From Publishers Weekly
Cahill, the editor of numerous feminist anthologies, has assembled a distinctive collection of 50 autobiographical narratives that span the 20th century. At the close of her powerful "Why Southern Women Leave Home," Shirley Abbott captures the spirit of this anthology, writing that "history weighs on us and refuses to be forgotten by us, and that the worst poverty women--or men--can suffer is to be bereft of their past." Readers will find an abundance of riches in this volume, including the familiar voices of Edith Wharton, Mary McCarthy, Louise Bogan and Annie Dillard, as well as newer names such as Sandra Cisneros, Dorothy Allison and Lorene Cary. Throughout, these essays span the spectrum of women's experiences and the challenges facing them, from racial and sexual discrimination, teen pregnancy and poverty, to the pleasures of reading, the love of other women and the burdens and blessings of ethnic heritage. Mary Crow Dog writes of her battle against the racism she faces as a Native American; Kate Millett, diagnosed as manic-depressive, fights the mental health establishment for her sanity; and Madeleine L'Engle struggles with her faith as her husband dies of cancer. Guided by William Dean Howell's observation that autobiography is "the most democratic province in the republic of letters," Cahill has gathered a diverse and inspiring chorus of American women's voice.

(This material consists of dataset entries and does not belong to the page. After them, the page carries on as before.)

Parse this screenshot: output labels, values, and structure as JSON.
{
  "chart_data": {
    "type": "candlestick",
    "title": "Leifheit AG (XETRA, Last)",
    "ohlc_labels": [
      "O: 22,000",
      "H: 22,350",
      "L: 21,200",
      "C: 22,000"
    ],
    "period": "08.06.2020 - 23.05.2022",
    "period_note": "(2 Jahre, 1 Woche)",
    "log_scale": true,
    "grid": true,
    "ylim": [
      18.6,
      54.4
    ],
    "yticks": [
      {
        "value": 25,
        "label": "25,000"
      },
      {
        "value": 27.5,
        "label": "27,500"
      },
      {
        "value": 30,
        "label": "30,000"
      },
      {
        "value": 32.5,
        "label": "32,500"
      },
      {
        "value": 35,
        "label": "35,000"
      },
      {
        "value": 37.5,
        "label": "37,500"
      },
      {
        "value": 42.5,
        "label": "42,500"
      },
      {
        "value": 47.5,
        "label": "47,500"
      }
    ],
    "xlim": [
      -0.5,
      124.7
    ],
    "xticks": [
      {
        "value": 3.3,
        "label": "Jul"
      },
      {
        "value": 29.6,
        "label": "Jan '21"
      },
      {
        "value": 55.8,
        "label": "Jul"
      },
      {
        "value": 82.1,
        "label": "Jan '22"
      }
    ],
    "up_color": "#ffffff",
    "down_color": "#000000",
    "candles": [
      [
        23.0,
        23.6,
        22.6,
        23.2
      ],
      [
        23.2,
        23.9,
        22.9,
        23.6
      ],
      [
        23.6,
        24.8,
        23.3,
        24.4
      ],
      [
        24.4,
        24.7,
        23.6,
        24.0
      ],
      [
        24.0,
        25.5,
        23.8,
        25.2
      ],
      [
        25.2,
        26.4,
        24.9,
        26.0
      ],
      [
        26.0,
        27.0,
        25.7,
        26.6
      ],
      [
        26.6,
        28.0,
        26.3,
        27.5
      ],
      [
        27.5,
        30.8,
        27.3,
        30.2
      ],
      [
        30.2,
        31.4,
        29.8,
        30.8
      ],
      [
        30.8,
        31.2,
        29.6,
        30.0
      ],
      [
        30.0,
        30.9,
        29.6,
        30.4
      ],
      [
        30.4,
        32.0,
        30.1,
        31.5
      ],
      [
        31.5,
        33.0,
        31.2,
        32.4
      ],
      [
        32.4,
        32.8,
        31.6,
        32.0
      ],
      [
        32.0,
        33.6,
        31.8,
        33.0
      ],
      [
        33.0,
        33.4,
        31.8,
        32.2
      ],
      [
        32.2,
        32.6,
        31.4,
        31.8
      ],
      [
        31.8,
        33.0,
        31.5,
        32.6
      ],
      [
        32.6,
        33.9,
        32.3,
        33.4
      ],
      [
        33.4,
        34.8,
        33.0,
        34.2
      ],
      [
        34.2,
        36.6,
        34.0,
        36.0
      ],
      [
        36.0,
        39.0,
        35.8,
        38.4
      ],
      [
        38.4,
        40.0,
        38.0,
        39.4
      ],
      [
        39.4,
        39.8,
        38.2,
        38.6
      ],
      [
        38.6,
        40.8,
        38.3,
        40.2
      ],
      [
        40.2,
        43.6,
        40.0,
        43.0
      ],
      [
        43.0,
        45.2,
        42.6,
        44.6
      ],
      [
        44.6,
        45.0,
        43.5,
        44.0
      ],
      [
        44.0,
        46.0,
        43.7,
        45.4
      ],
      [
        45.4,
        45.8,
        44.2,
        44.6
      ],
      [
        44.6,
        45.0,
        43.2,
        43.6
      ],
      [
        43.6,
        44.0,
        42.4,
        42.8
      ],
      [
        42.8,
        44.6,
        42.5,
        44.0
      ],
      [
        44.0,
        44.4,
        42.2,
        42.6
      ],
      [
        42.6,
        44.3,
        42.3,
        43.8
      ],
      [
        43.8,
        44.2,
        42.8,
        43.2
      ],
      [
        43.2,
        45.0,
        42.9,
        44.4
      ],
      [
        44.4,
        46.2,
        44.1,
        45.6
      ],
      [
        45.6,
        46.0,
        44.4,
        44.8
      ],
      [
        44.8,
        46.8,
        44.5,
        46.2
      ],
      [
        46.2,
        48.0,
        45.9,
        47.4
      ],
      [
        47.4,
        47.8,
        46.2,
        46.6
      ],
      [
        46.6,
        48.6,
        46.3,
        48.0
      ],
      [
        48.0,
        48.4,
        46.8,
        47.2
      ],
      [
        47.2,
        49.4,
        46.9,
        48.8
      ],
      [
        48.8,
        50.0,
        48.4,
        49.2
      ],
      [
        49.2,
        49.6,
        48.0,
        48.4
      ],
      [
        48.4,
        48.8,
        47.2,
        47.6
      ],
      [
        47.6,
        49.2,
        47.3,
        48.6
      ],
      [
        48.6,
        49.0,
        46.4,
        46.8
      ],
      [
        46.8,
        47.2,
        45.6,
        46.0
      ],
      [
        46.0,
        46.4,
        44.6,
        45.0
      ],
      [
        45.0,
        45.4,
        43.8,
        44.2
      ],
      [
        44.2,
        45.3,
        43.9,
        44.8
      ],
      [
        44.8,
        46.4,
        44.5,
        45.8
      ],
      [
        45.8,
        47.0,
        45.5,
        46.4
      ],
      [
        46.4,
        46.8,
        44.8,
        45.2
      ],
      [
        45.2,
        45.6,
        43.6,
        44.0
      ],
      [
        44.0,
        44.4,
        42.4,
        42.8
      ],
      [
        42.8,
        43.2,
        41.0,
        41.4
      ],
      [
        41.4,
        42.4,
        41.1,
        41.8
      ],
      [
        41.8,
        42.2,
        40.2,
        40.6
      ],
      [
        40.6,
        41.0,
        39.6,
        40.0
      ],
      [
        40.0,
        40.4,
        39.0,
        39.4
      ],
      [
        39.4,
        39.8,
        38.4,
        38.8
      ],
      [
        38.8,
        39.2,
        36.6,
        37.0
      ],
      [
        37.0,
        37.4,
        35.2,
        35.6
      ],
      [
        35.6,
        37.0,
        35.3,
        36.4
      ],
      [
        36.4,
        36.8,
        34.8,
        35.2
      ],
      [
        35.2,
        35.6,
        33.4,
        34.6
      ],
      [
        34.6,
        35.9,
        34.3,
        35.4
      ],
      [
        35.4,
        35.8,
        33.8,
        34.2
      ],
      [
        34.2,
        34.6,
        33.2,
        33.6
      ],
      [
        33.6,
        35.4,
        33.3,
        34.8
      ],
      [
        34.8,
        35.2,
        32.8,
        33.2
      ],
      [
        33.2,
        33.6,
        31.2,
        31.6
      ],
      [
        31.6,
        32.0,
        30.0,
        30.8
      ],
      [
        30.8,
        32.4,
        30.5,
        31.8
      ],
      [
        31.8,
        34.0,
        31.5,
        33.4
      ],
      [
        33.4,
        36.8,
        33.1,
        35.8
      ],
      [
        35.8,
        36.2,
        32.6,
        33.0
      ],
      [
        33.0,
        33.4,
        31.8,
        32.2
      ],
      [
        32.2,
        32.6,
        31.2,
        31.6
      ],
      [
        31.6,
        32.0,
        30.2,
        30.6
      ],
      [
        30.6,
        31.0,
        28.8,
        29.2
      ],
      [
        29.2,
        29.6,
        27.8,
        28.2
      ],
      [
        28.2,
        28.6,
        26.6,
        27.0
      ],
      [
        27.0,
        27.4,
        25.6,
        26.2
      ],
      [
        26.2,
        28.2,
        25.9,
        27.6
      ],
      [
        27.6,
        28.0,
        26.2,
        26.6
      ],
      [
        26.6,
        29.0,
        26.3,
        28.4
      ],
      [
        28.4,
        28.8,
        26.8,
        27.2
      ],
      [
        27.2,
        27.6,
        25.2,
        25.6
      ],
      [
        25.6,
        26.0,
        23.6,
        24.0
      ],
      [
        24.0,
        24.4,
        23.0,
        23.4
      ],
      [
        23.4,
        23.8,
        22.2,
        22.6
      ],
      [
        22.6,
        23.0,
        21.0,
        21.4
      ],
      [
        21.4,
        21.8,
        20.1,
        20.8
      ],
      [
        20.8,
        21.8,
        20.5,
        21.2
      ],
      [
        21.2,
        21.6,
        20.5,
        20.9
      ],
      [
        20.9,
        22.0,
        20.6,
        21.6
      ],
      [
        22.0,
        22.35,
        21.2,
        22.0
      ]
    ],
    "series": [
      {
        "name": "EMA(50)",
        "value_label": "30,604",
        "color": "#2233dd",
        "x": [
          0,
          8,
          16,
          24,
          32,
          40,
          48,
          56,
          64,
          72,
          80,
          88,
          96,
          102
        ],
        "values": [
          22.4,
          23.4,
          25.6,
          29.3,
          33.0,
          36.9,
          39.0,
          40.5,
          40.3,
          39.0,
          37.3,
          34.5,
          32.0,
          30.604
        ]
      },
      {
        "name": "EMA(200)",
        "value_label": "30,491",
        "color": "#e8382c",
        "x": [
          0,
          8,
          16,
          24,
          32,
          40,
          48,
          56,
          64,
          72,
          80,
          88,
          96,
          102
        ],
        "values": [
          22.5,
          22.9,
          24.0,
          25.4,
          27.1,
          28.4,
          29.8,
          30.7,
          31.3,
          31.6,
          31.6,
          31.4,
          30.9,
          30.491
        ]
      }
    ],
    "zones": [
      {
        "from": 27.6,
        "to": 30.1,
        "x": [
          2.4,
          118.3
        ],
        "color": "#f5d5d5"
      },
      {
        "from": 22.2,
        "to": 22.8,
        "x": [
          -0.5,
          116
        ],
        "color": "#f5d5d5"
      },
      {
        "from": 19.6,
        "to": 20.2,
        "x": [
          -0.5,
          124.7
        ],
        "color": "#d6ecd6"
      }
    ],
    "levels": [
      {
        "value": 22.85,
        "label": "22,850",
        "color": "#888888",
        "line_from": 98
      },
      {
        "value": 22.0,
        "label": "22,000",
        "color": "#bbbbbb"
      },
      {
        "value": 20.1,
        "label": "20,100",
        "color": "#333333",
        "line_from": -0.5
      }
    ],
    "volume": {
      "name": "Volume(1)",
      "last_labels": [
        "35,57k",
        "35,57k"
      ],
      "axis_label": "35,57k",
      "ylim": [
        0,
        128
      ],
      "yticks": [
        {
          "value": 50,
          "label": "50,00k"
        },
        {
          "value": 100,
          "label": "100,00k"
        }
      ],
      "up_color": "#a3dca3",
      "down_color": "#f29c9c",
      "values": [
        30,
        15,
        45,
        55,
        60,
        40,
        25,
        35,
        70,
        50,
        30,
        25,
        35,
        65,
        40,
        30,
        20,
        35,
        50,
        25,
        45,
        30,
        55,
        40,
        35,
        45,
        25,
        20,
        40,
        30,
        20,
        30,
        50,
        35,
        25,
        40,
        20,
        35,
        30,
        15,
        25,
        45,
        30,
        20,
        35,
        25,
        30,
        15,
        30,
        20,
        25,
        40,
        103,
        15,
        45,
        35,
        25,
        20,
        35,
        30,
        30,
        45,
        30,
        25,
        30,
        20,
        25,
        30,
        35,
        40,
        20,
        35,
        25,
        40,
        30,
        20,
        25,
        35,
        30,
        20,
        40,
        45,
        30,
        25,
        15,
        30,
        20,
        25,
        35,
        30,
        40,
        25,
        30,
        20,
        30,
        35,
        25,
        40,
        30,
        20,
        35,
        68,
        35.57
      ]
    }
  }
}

Copyright 1994 Reed Business Information, Inc.
From Library Journal
Edited by a Fordham University professor whose numerous anthologies on women and writing include Growing Up Female (NAL/Dutton, 1993), this captivating anthology presents poignant excerpts from the autobiographies and memoirs of 50 20th-century American women writers widely ranging in age, race, ethnicity, and class. Beginning with Jane Addams and ending with Natalie Kusz, it includes such writers as Edith Wharton, Ellen Glasgow, Lillian Hellman, Tillie Olsen, Denise Levertov, and Maya Angelou; the excerpts explore life experiences among those whose writing, memories, life, and identity are interconnected. Readers will laugh at the witty scenarios from Nikki Giovanni's Sacred Cows...and Other Edibles (LJ 2/ 15/88) about the writing profession and raising a teenage son and cringe at the vivid reminders of Japanese American internment in Jeanne Wakatsuki Houston's Farewell to Manzanar (LJ 11/1/73) and of the occupation of Wounded Knee in Mary Crow Dog's Lakota Woman (LJ 2/15/90). Highly recommended for all collections.